Docker container creation linearly increased from around 1.6 sec to 7.5 sec
(at 1000 containers) and perf data showed 50% ovehead in snmp_fold_field.

reason: currently __snmp6_fill_stats64 calls snmp_fold_field that walks
through per cpu data of an item (iteratively for around 36 items).

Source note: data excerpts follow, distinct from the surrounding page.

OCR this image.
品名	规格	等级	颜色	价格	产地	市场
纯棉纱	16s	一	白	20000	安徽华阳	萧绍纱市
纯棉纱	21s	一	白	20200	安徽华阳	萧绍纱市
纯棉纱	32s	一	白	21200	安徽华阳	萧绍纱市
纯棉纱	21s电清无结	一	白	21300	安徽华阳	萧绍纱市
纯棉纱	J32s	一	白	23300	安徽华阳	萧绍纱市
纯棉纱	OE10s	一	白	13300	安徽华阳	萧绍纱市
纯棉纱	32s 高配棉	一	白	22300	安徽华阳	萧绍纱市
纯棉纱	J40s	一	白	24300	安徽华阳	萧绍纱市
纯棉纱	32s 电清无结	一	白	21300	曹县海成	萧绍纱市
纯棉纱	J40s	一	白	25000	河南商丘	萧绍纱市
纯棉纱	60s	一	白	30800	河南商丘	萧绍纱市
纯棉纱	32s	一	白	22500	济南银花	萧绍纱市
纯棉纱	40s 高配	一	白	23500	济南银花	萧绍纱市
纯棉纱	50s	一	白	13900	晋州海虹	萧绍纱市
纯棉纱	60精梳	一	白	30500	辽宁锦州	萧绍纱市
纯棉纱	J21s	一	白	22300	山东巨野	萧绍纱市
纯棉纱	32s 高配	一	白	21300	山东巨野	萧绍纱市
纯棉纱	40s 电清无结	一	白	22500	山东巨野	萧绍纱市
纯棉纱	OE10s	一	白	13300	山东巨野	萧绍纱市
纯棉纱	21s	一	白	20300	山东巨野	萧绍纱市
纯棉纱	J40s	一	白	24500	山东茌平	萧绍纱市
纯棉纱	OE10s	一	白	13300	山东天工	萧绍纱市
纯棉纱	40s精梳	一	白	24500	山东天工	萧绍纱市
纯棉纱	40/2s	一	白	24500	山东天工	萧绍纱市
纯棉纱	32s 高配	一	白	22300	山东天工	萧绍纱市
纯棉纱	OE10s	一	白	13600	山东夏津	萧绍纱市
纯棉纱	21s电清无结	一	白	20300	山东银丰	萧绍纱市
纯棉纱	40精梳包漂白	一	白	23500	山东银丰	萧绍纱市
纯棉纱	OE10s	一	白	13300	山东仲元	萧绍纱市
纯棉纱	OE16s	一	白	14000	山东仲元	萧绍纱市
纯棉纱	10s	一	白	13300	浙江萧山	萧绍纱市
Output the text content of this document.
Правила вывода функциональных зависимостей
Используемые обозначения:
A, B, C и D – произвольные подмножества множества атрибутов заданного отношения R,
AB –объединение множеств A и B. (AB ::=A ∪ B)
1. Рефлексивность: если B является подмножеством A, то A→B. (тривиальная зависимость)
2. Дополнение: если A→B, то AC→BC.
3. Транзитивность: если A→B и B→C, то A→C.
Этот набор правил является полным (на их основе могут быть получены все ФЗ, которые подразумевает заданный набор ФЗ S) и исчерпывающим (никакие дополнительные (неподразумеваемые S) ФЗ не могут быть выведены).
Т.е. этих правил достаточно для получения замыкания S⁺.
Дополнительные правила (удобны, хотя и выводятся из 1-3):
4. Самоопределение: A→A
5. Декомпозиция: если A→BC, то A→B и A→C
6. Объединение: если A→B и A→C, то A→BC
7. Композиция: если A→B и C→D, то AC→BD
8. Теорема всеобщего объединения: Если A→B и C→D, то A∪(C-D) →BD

idea: This patch tries to aggregate the statistics by going through
all the items of each cpu sequentially which is reducing cache
misses.

Docker creation got faster by more than 2x after the patch.

Result:
                       Before           After
Docker creation time   6.836s           3.25s
cache miss             2.7%             1.41%

perf before:
    50.73%  docker           [kernel.kallsyms]       [k] snmp_fold_field
     9.07%  swapper          [kernel.kallsyms]       [k] snooze_loop
     3.49%  docker           [kernel.kallsyms]       [k] veth_stats_one
     2.85%  swapper          [kernel.kallsyms]       [k] _raw_spin_lock

perf after:
    10.57%  docker           docker                [.] scanblock
     8.37%  swapper          [kernel.kallsyms]     [k] snooze_loop
     6.91%  docker           [kernel.kallsyms]     [k] snmp_get_cpu_field
     6.67%  docker           [kernel.kallsyms]     [k] veth_stats_one

changes/ideas suggested:
Using buffer in stack (Eric), Usage of memset (David), Using memcpy in
place of unaligned_put (Joe).

Signed-off-by: Raghavendra K T <raghavendra.kt@linux.vnet.ibm.com>
---
 net/ipv6/addrconf.c | 26 ++++++++++++++++----------
 1 file changed, 16 insertions(+), 10 deletions(-)

Changes in V4:
 - remove 'item' variable and use IPSTATS_MIB_MAX to avoid sparse
   warning (Eric) also remove 'item' parameter (Joe)
 - add missing memset of padding.

Changes in V3:
 - use memset to initialize temp buffer in leaf function. (David)
 - use memcpy to copy the buffer data to stat instead of unalign_pu (Joe)
 - Move buffer definition to leaf function __snmp6_fill_stats64() (Eric)
 -
Changes in V2:
 - Allocate the stat calculation buffer in stack. (Eric)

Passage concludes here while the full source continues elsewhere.